Prove that $f\in L^1(A)\Leftrightarrow \sum_{n}^{\infty}m(\{ x\in A : f(x)\geq n \}) < \infty$
I'm stuck with some problem of my Integral Calculation in Several Variables course. The problem goes like this:
Let $A\subset \mathbb{R}$ be a measurable set with $m(A)<\infty$, and $f:A\longrightarrow [0,\infty)$ a Lebesgue-measurable function.

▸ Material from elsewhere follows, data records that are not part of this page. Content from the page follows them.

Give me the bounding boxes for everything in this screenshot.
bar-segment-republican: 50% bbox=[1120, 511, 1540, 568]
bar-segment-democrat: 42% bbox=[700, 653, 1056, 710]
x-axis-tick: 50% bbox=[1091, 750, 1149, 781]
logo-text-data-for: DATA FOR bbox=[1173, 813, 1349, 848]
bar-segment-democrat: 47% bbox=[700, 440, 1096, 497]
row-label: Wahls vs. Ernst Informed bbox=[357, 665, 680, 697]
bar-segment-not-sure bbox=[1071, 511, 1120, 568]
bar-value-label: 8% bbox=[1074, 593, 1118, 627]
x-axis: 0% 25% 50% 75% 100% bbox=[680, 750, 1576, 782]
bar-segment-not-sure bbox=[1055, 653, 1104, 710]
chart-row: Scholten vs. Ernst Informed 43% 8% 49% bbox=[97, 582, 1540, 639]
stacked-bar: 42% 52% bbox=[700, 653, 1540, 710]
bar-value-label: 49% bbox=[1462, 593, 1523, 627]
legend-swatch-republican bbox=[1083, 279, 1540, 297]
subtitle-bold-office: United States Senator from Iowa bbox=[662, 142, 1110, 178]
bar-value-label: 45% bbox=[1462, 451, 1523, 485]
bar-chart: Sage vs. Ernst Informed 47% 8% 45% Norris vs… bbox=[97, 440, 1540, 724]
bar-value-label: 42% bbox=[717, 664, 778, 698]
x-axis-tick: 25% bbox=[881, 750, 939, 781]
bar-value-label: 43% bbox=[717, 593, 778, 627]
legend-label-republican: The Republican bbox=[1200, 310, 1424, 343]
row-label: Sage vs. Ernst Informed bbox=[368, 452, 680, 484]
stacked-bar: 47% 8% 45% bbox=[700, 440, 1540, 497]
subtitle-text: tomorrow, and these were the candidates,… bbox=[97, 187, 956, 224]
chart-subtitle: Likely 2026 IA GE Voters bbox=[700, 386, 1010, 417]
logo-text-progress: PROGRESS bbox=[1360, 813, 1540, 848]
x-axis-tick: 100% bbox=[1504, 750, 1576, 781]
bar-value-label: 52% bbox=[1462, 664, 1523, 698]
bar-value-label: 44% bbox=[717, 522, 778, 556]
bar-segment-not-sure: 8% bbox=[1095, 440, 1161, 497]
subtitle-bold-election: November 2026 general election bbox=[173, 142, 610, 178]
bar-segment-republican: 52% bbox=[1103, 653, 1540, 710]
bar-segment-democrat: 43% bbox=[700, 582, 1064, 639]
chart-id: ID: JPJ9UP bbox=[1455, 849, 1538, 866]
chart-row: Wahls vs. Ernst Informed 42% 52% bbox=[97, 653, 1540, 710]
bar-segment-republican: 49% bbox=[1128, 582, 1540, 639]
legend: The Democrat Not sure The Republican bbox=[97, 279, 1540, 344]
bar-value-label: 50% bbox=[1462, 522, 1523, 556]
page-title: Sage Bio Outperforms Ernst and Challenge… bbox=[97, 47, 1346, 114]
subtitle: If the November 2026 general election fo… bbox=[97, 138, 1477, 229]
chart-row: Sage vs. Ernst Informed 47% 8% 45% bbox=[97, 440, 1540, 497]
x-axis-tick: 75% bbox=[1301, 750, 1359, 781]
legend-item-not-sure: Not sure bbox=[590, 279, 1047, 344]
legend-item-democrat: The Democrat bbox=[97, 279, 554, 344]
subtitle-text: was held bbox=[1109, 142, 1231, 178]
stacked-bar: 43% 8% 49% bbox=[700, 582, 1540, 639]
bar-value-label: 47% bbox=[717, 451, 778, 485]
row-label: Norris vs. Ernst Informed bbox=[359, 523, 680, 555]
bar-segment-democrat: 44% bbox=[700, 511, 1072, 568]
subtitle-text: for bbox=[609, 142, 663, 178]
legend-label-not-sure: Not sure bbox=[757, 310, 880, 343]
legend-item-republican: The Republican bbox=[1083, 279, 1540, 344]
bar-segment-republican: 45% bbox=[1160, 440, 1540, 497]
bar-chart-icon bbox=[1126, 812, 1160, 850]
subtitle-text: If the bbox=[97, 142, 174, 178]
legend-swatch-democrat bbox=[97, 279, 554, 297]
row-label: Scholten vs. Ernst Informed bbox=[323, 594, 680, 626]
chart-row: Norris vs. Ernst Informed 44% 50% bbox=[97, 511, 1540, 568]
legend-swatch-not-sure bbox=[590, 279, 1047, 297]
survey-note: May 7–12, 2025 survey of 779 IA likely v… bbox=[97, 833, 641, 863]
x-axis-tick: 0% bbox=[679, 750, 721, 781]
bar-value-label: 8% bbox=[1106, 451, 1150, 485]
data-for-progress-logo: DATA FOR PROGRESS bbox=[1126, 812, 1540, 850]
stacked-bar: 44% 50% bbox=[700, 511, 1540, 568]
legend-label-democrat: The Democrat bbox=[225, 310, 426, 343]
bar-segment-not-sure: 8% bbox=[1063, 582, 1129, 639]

Prove that: $$f\in L^1(A)\Longleftrightarrow \sum_{n}^{\infty}m(\{ x\in A : f(x)\geq n \}) < \infty.$$
The notation I used is:
- $m$ as the Lebesgue measure function
- $L^1(A)=\{ f:A\rightarrow \mathbb{\overline{R}} : \int_{A}|f|\,\mathrm{d}m<+\infty \}$
I've started defining the set $A=f^{-1}([0,\infty))$ as a numerable sum of disjoint measurable sets (because it's said it's measurable) $\sum^{\infty}_{k=0}\cup I_k$, being each $I_k$ the real interval $[k,k+1)$. I imagine I should come to some conclusion like that any unbounded (upper bound) sets of $f(x)$ with $(x\in A)$ have measure $0$.
Solution 1:
As stated in the comment you have that $$ f^{-1}([n,\infty ))= \bigcup_{k\geqslant n}f^{-1}([k,k+1)) $$ Therefore $$ \begin{align*} \sum_{n\geqslant 0}m(f^{-1}([n,\infty ))&= \sum_{n\geqslant 0}m\left( \bigcup_{k\geqslant n}f^{-1}([k,k+1))\right)\\ &= \sum_{n\geqslant 0}\sum_{k\geqslant n}m(f^{-1}([k,k+1))\\ &\overset{(*)}{=} \sum_{k\geqslant 0}\sum_{0\leqslant n\leqslant k}m(f^{-1}([k,k+1))\\ &=\sum_{k\geqslant 0}(k+1)m(f^{-1}([k,k+1))\\ &= \sum_{k\geqslant 0}\int(k+1)\mathbf{1}_{f^{-1}([k,k+1)} \mathop{}\!dm\\ &\overset{(**)}{=} \int\sum_{k\geqslant 0}(k+1)\mathbf{1}_{f^{-1}([k,k+1)} \mathop{}\!dm\\ &\geqslant \int f\mathop{}\!dm \end{align*} $$ where we used Tonelli's (or the monotone convergence) theorem in $(*)$ and $(**)$. Similarly $$ \begin{align*} \int f \mathop{}\!dm &\geqslant \int\sum_{k\geqslant 0}k \,\mathbf{1}_{f^{-1}([k,k+1)}\mathop{}\!dm\\ &=\sum_{k\geqslant 0}k\, m(f^{-1}([k,k+1))\\ &=\sum_{k\geqslant 1}\sum_{1\leqslant n\leqslant k} m(f^{-1}([k,k+1))\\ &= \sum_{n\geqslant 1} \sum_{k\geqslant n}m(f^{-1}([k,k+1))\\ &= \sum_{n\geqslant 1} m(f^{-1}([n,\infty )) \end{align*} $$ Finally note that $m(f^{-1}[0,\infty ))= m(A)<\infty $, so the answer is clear.